Lorsque le droit et la justice ne
réparent plus, que l’arbitraire est imposé au peuple, la parole prophétique de
l’intellectuel attise les braises de l’espoir.
Gonflés d’amour, pressés par les
murmures de la vocation, ils avaient vaincu la rude pente qui mène aux hauteurs
de la pensée. Profusion donc de courage, d’abnégation et de foi. Il en faut
pour une telle expédition. Les fous seuls, les grands naïfs et les mystiques,
dans une société ou des décennies de corruption, de badinage et de brutalités,
avaient ringardisé honnêteté, correction et mérite, pouvaient s’éreinter à
glaner des savoirs qui ne les placeraient pas aux premiers rôles. Moqués pour
leur vocation d’arrière-garde, les aspirants à une vie de pensée étaient
conscients de la justesse de leur choix. N’en déplaise aux imbéciles armés de
quolibets, les palmes leur revenaient. Ils avaient choisi la difficile mission
d’éclairer l’avenir, de porter les lumières de Socrate, l’humanisme de
Montaigne, la rébellion de Césaire. On enseignait, on écrivait, on discourait,
avec passion, parfois au risque de grands périls.
Pourtant cet esprit, nécessaire
en démocratie, régime qui ne vit que par la parole raisonnée et la discipline
des passions, ne perdura pas. Il s'épuisa après la Conférence Nationale
Souveraine. En taillant en pièces le régime militaro-marxiste, ce grand débat
inspiré par les dérives du régime de naguère et les injonctions de l’histoire -
celles de la Baule y compris -, consacrait la liberté politique. Seulement la
parole déliée, envoûtée par des ardeurs longuement étouffées, exprima le
nauséabond et fit voler en éclat l'esprit de responsabilité. Chez les
intellectuels notamment. Sans évaluer les conséquences de ces idiotes
crispations, on versa dans le piège de l’appartenance groupale.
Au lieu d’aider le peuple à
affermir son caractère en vue des défis de la démocratie naissante, ils renforcèrent
de leur stature les factions opposées dans la crise qui s’installa au lendemain
de la première élection d’un Président au suffrage universel, privant cette
démocratie de leur souffle. Participer à l’hubris collective, postillonner
d’odieux outrages, présentait certainement plus d’attraits que de bander le courage
nécessaire à la concorde, sinon à la bonne entente nationale. Les atrocités
commises par des Congolais sur des Congolais n’émurent pas ces âmes sensibles
aux valeurs universelles de l’humanité.

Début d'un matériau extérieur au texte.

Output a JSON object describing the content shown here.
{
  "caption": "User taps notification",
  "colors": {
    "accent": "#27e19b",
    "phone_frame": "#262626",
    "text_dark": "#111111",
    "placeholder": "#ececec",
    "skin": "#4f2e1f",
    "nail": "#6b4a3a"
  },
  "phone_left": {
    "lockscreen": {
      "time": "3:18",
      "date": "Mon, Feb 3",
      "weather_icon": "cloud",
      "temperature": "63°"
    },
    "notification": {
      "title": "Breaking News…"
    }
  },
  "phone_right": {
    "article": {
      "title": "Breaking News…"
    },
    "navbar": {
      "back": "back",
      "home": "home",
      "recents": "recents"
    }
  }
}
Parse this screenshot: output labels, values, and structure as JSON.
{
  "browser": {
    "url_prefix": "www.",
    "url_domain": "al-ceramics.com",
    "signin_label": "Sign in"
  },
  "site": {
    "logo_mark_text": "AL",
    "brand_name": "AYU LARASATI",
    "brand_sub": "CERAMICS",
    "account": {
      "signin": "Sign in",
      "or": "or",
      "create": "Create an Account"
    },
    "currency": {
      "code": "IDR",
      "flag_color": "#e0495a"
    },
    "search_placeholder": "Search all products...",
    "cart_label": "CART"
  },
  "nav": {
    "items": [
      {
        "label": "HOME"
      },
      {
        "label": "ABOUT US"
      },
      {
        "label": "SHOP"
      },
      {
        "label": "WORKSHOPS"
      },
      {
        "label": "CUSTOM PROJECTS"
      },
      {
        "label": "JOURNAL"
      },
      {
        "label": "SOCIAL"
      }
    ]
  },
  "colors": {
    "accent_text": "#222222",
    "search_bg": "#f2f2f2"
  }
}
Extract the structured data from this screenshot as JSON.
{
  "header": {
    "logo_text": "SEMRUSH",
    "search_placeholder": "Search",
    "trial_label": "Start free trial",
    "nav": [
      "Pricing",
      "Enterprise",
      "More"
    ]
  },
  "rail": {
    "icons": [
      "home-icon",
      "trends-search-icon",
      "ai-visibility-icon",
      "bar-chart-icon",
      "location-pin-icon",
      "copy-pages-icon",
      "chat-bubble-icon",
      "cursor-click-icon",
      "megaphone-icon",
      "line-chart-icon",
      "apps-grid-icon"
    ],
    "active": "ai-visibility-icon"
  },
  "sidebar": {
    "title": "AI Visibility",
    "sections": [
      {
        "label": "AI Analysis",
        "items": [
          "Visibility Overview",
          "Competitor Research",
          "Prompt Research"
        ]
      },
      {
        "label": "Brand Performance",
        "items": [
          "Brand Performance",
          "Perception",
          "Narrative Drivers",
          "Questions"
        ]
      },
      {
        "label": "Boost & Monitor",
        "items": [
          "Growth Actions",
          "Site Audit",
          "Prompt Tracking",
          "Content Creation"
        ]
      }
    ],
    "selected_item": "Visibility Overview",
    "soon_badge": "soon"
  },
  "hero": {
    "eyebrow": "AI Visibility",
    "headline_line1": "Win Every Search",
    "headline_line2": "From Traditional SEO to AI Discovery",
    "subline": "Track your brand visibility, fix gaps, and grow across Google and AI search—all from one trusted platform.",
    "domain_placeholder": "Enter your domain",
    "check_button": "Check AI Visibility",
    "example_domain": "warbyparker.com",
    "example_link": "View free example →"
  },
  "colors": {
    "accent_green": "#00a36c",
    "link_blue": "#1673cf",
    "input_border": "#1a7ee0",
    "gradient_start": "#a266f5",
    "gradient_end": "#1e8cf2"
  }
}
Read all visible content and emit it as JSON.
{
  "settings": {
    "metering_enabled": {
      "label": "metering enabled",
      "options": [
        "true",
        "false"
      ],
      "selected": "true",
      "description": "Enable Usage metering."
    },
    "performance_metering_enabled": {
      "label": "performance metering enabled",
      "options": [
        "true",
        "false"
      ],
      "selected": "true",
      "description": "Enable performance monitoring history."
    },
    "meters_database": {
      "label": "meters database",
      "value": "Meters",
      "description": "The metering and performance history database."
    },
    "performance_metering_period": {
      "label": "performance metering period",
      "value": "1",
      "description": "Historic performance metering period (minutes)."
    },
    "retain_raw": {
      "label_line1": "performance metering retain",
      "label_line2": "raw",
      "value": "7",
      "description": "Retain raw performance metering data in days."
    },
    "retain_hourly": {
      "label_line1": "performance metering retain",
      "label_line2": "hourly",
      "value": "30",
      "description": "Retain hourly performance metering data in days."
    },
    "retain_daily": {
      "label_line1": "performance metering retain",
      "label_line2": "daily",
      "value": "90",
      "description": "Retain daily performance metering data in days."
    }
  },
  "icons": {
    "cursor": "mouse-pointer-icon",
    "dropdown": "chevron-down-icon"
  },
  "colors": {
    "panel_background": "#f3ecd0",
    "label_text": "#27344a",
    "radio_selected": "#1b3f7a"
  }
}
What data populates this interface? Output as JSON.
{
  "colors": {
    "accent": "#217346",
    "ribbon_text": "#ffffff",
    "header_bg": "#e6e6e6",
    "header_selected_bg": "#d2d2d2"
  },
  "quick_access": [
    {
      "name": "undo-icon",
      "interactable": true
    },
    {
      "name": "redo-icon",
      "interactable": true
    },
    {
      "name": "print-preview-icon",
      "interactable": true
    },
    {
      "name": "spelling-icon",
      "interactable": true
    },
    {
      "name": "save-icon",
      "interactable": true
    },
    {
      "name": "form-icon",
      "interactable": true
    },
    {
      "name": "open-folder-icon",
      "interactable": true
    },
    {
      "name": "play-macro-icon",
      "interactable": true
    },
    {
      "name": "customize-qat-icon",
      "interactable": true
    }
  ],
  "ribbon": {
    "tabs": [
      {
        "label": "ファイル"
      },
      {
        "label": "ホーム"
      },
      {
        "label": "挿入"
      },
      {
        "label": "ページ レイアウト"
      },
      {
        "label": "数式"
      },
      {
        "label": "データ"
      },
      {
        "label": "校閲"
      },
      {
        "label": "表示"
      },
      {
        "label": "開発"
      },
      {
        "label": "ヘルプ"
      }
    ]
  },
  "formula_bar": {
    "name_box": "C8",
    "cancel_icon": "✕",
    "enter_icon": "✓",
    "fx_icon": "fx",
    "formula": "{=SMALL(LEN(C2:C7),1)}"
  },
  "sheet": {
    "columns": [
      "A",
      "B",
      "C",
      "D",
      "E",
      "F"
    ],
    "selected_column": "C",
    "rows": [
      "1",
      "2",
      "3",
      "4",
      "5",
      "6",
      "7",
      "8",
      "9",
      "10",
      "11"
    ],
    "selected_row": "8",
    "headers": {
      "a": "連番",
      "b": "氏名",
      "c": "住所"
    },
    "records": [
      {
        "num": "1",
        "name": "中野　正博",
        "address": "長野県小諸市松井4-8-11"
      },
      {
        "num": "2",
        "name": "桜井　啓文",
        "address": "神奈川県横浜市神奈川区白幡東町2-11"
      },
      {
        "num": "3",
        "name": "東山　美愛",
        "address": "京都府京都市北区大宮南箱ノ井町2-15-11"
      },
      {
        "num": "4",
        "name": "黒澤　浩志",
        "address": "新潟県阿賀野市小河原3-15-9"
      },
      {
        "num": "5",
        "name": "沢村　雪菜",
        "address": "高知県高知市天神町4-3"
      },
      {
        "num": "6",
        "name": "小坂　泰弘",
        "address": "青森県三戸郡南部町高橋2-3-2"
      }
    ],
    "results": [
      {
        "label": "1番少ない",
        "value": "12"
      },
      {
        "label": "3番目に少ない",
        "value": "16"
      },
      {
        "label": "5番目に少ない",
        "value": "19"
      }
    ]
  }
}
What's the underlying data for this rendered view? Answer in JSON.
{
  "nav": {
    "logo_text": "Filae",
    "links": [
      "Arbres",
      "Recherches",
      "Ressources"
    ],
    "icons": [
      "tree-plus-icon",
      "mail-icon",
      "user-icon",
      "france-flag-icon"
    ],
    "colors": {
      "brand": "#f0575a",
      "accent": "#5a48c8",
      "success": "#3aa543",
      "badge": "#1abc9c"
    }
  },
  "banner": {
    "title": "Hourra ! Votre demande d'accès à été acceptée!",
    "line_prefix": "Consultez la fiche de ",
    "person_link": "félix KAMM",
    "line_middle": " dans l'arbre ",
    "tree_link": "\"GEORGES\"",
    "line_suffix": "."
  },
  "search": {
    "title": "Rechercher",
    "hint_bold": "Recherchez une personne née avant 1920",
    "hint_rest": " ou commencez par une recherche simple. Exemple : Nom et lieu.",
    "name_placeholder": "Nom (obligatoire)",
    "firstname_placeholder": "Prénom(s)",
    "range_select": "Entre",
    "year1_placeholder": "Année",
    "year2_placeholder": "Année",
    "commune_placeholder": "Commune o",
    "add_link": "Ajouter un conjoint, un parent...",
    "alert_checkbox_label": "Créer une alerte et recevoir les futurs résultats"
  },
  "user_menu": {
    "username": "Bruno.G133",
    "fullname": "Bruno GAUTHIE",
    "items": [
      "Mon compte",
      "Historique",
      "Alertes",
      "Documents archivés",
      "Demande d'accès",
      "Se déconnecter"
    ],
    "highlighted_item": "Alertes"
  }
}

Première démission qui en disait
suffisamment sur leur qualité. Le malheur des Congolais est d’avoir fait
confiance à ces imposteurs. Donnant l’illusion d’un sincère attachement au vrai
et au beau, ils lorgnaient des privilèges de mandarins égoïstes.
Bercés par les sérénades et les
flatteries de leurs groupes d’appartenance respectifs auprès de qui ils
paradaient vaniteux, supputant leurs avantages en cas de succès de leur camp,
très peu alertèrent des hasards qu’augurait cette pagaille. Penseurs à courte vue,
savaient-il au moins que leur soumission aux logiques groupales préparait des sombres
jours ? L’affaire reste à instruire. Privée des lumières et des repères
censés être fournis par ces éclaireurs par vocation, la société congolaise
exposée à des glaives scélérats, connut bientôt le malheur. Point besoin d’y
revenir, les honnêtes gens n’ergotent pas sur la nature des événements qui ont
conduit à l’assassinat de la démocratie congolaise et au trépas de trop des
nôtres.
Tombé dans l’escarcelle de mafieux
et de pillards, le pays sombra dans un insondable chaos. La pire phase de son
histoire post-indépendance. Il s’est depuis transformé en un îlot d’injustice,
de terreur, de brigandage, de censure. Certains anciens colonisés en arrivent
même outrés à regretter la férule coloniale. « Au moins on était soignés et le pays était bien tenu, disent-ils ».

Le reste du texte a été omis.